Answer: (The displays suggest that most of the volume of abalones occurs when they are adults and not as infants. Despite limiting the number of rings to less than 16, the graphs show that there is not much difference in Whole Weight or Volume between Adults or Infants)


Conclusions

Please respond to each of the following questions (10 points total):

Question 1) (5 points) Based solely on these data, what are plausible statistical reasons that explain the failure of the original study? Consider to what extent physical measurements may be used for age prediction.
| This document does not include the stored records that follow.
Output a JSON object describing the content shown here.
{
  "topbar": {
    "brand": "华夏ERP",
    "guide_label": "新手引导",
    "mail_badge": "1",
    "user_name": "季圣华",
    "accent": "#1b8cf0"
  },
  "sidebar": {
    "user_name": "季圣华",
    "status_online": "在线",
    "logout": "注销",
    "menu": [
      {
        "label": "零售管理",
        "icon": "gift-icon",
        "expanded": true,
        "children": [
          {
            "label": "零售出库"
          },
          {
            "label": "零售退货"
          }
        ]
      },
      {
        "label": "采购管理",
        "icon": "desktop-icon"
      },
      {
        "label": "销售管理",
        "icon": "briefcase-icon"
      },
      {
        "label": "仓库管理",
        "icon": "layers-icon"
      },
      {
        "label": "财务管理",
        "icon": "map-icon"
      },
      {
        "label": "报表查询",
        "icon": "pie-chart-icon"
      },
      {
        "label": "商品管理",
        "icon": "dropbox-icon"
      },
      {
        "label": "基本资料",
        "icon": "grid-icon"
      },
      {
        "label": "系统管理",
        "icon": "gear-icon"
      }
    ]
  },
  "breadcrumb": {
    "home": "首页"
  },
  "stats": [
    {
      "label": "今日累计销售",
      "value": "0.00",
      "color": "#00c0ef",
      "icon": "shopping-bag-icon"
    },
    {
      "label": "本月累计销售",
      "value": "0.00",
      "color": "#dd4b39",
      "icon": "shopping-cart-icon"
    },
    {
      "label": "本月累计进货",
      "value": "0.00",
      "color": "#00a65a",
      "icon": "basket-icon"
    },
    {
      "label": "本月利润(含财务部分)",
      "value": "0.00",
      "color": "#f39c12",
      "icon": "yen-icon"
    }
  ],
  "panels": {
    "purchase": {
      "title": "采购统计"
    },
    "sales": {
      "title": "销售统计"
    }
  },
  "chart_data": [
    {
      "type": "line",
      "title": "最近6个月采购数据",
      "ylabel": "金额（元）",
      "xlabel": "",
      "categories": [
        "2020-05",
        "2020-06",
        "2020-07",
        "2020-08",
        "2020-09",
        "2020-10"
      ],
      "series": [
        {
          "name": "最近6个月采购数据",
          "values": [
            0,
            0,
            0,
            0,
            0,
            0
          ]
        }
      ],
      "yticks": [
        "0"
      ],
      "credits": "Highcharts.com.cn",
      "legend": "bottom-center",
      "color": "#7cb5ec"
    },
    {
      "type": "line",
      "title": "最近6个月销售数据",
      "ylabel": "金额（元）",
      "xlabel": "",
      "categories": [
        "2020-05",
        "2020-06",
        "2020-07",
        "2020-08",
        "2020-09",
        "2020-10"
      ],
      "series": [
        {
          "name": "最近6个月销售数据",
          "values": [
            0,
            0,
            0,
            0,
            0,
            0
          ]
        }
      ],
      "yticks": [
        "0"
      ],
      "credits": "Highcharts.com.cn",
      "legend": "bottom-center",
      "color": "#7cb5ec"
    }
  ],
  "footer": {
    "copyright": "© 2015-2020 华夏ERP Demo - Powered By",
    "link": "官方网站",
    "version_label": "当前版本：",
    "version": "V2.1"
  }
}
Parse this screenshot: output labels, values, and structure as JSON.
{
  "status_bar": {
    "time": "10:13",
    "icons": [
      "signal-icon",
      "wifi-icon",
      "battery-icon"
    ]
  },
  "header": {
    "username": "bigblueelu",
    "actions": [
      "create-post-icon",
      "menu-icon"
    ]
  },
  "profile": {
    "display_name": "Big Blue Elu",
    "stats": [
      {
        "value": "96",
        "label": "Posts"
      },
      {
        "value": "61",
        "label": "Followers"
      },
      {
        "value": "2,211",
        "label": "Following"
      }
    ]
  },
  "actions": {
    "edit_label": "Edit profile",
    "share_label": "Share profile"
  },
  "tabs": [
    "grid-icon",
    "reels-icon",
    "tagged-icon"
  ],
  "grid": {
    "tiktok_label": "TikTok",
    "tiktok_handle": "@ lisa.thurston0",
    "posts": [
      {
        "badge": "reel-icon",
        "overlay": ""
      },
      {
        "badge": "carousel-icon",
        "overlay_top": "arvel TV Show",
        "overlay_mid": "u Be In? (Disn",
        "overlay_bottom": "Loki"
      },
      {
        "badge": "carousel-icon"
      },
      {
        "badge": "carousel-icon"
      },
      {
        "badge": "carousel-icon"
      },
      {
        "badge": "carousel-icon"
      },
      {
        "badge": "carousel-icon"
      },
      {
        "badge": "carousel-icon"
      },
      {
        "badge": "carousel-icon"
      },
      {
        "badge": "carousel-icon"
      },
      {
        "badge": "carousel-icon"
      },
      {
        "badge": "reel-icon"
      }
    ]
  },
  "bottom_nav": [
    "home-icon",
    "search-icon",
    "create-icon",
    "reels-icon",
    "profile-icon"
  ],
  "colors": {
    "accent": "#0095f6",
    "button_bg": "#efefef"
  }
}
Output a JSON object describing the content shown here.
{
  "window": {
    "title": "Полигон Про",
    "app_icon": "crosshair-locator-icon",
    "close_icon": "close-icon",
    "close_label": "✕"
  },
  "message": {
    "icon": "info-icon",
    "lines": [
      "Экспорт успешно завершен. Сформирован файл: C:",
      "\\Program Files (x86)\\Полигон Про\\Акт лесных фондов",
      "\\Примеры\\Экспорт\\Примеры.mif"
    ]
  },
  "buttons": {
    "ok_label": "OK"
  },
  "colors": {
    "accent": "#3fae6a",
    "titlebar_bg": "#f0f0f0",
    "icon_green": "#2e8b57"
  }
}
Answer: (Presence of outliers and not correcting for outlier may explaing the faiure of the orgiginal study and. Phyical measurements as a good indicator of Age can be used as a starting point for further analysis and testing but conclusions should not be solely based on observational measurements)

Question 2) (3 points) Do not refer to the abalone data or study. If you were presented with an overall histogram and summary statistics from a sample of some population or phenomenon and no other information, what questions might you ask before accepting them as representative of the sampled population or phenomenon?

Answer: (Questions I would ask include: How long has the study been going on? How was the sample obtained? Where was the sample obtained? Is the sample size big enough to be representative of the population? )

Question 3) (2 points) Do not refer to the abalone data or study. What do you see as difficulties analyzing data derived from observational studies? Can causality be determined? What might be learned from such studies?

Answer: Observational studies possess outliers that make it more difficult to develop concrete conclusions. Observational studies may also not consider other envirnonmental factors (weather, location). In the article,“https://www.healthnewsreview.org/toolkit/tips-for-understanding-studies/does-the-language-fit-the-evidence-association-versus-causation/”, Causality may be determined if we ’t know that the sampling was random. However, since observational studies are generally not random in that other factors or exposures cannot be controlled, we cannot assume that causality can be determined from this abalones study. Observational studies teach out that we need to have a control sample for further development of conclusions.